The movie features a traditional Irish folk song, "The Tan Yard Slide". The rest of the songs, "Oh, Gallowgog", "Hymn of Gallowgog" and "Lord of Misrule (The Balad of Tobias Bron)" were created specifically for the movie.
The Lord of Misrule is not a creation for the movie but a Middle Age figure, also known as the Abbot of Unreason in Scotland and as the Prince des Sots in France. Usually he was villager or sub-deacon chosen to play the role, charged to lead the Christmas revelries. In the United Kingdom the festivity was abolished in 1541 by Henry VIII, later restored by the Mary I and finally abolished again by Elizabeth I, although it continued being celebrated in the towns for a time. In the 17th century, because the rising of the Puritan party and the Church of England, it was outlawed as it was considered disturbing. The origins of The Lord of Misrule remains unknown, but some historians have pointed that it could be in the Roman Saturnalia celebrated from the 17 to 23 December (in the Julian calendar), where a man disguised as false god Saturn led the festivity. It could be the ancestor of the later King of Carnival.

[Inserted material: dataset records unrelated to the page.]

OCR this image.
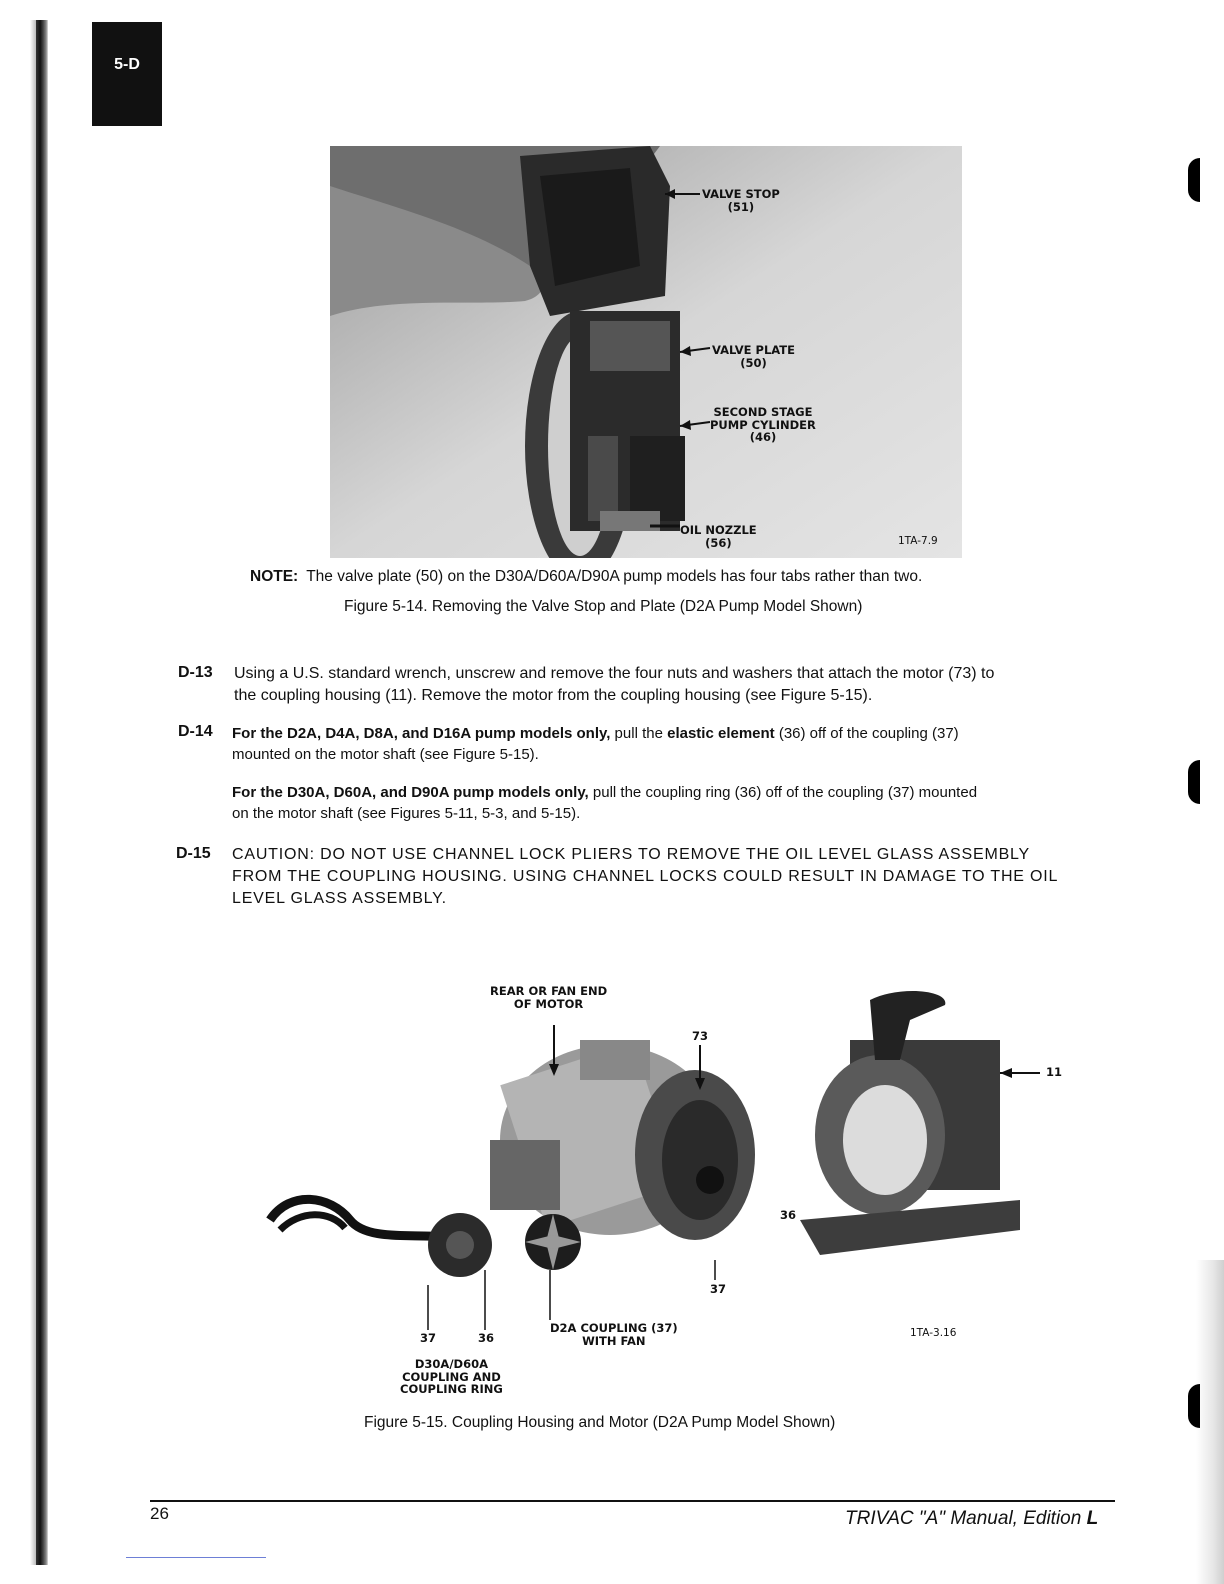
5-D
VALVE STOP
(51)
VALVE PLATE
(50)
SECOND STAGE
PUMP CYLINDER
(46)
OIL NOZZLE
(56)	1TA-7.9
NOTE: The valve plate (50) on the D30A/D60A/D90A pump models has four tabs rather than two.
Figure 5-14. Removing the Valve Stop and Plate (D2A Pump Model Shown)
D-13 Using a U.S. standard wrench, unscrew and remove the four nuts and washers that attach the motor (73) to
the coupling housing (11). Remove the motor from the coupling housing (see Figure 5-15).
D-14 For the D2A, D4A, D8A, and D16A pump models only, pull the elastic element (36) off of the coupling (37)
mounted on the motor shaft (see Figure 5-15).
For the D30A, D60A, and D90A pump models only, pull the coupling ring (36) off of the coupling (37) mounted
on the motor shaft (see Figures 5-11, 5-3, and 5-15).
D-15 CAUTION: DO NOT USE CHANNEL LOCK PLIERS TO REMOVE THE OIL LEVEL GLASS ASSEMBLY
FROM THE COUPLING HOUSING. USING CHANNEL LOCKS COULD RESULT IN DAMAGE TO THE OIL
LEVEL GLASS ASSEMBLY.
REAR OR FAN END
OF MOTOR
73
11
36
37
D2A COUPLING (37)
WITH FAN
37	36
D30A/D60A
COUPLING AND
COUPLING RING
1TA-3.16
Figure 5-15. Coupling Housing and Motor (D2A Pump Model Shown)
26	TRIVAC "A" Manual, Edition L
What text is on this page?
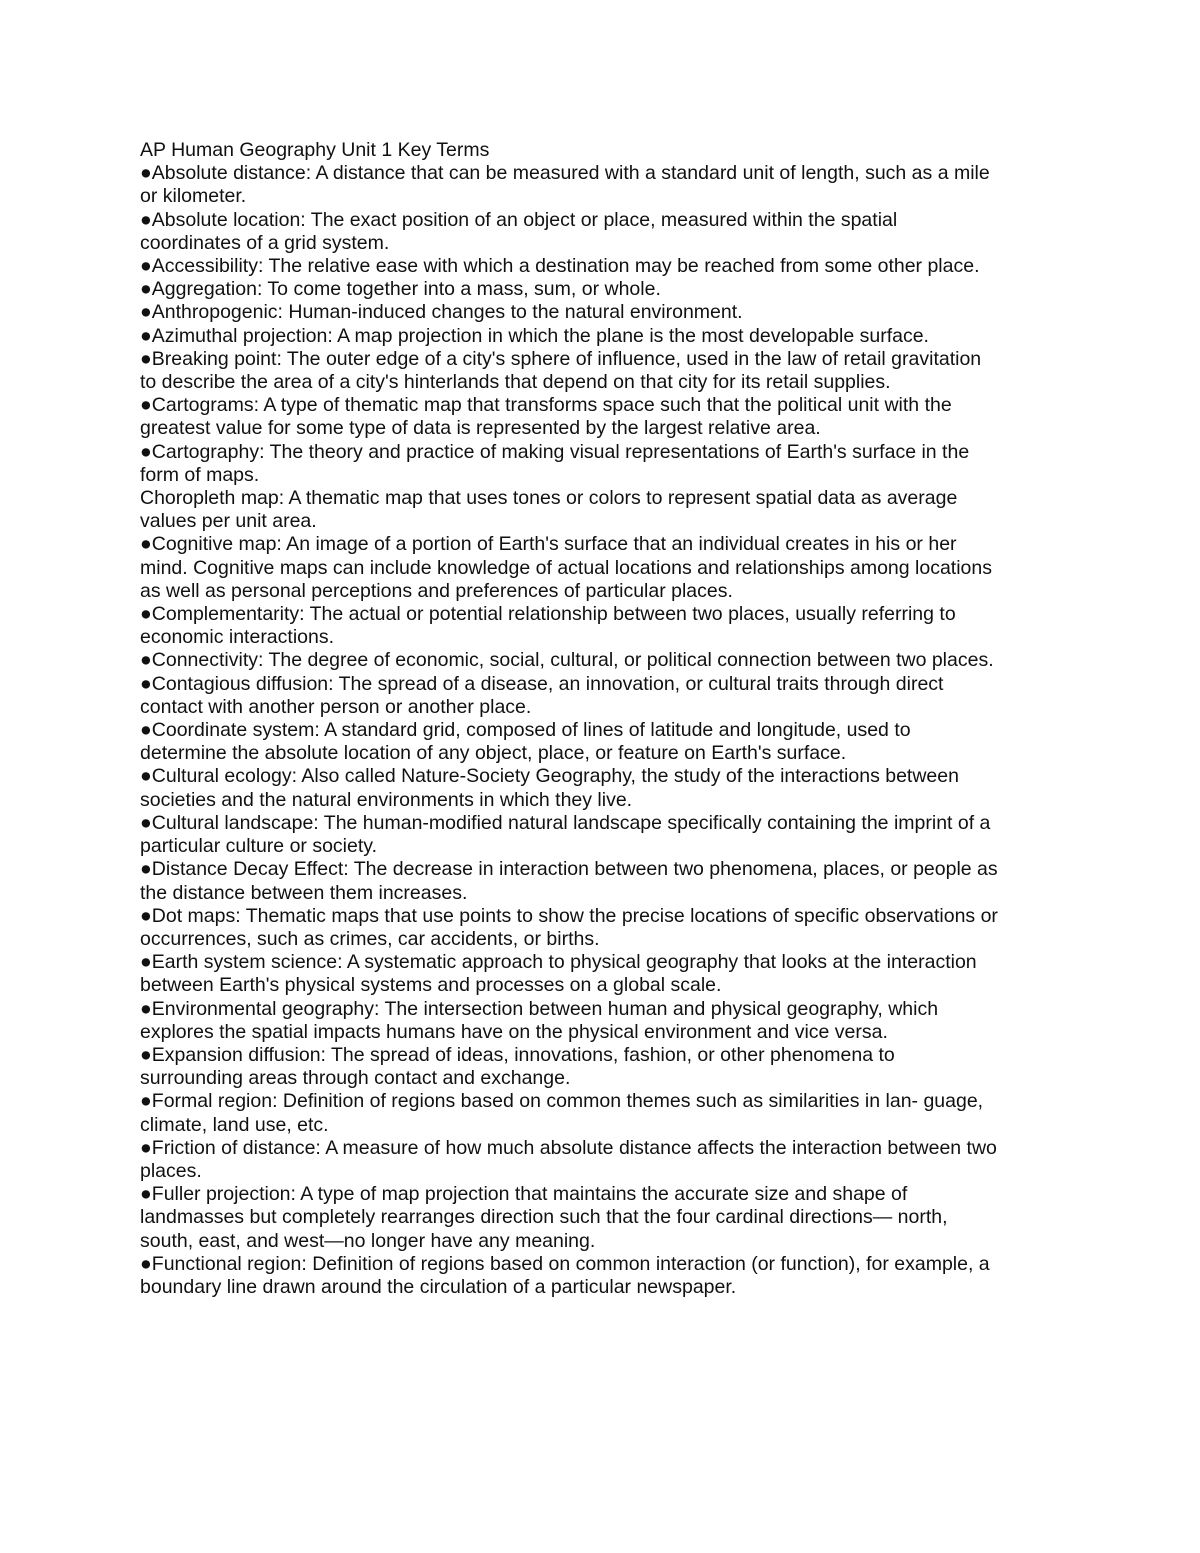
AP Human Geography Unit 1 Key Terms
●Absolute distance: A distance that can be measured with a standard unit of length, such as a mile or kilometer.
●Absolute location: The exact position of an object or place, measured within the spatial coordinates of a grid system.
●Accessibility: The relative ease with which a destination may be reached from some other place.
●Aggregation: To come together into a mass, sum, or whole.
●Anthropogenic: Human-induced changes to the natural environment.
●Azimuthal projection: A map projection in which the plane is the most developable surface.
●Breaking point: The outer edge of a city's sphere of influence, used in the law of retail gravitation to describe the area of a city's hinterlands that depend on that city for its retail supplies.
●Cartograms: A type of thematic map that transforms space such that the political unit with the greatest value for some type of data is represented by the largest relative area.
●Cartography: The theory and practice of making visual representations of Earth's surface in the form of maps.
Choropleth map: A thematic map that uses tones or colors to represent spatial data as average values per unit area.
●Cognitive map: An image of a portion of Earth's surface that an individual creates in his or her mind. Cognitive maps can include knowledge of actual locations and relationships among locations as well as personal perceptions and preferences of particular places.
●Complementarity: The actual or potential relationship between two places, usually referring to economic interactions.
●Connectivity: The degree of economic, social, cultural, or political connection between two places.
●Contagious diffusion: The spread of a disease, an innovation, or cultural traits through direct contact with another person or another place.
●Coordinate system: A standard grid, composed of lines of latitude and longitude, used to determine the absolute location of any object, place, or feature on Earth's surface.
●Cultural ecology: Also called Nature-Society Geography, the study of the interactions between societies and the natural environments in which they live.
●Cultural landscape: The human-modified natural landscape specifically containing the imprint of a particular culture or society.
●Distance Decay Effect: The decrease in interaction between two phenomena, places, or people as the distance between them increases.
●Dot maps: Thematic maps that use points to show the precise locations of specific observations or occurrences, such as crimes, car accidents, or births.
●Earth system science: A systematic approach to physical geography that looks at the interaction between Earth's physical systems and processes on a global scale.
●Environmental geography: The intersection between human and physical geography, which explores the spatial impacts humans have on the physical environment and vice versa.
●Expansion diffusion: The spread of ideas, innovations, fashion, or other phenomena to surrounding areas through contact and exchange.
●Formal region: Definition of regions based on common themes such as similarities in lan- guage, climate, land use, etc.
●Friction of distance: A measure of how much absolute distance affects the interaction between two places.
●Fuller projection: A type of map projection that maintains the accurate size and shape of landmasses but completely rearranges direction such that the four cardinal directions— north, south, east, and west—no longer have any meaning.
●Functional region: Definition of regions based on common interaction (or function), for example, a boundary line drawn around the circulation of a particular newspaper.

The movie is divided in four chapters, as the four parts of the harvest festival.
One motto of the pagan belief of the town prays "He stands in the fields and waits". It pays tribute to Grano rosso sangue (1984), where a sect composed by murderer children created their own religion whose motto prays "He who walks behind the rows".
Second time that Ralph Ineson plays a man obsessed with religion in a horror movie, after The Witch (2015).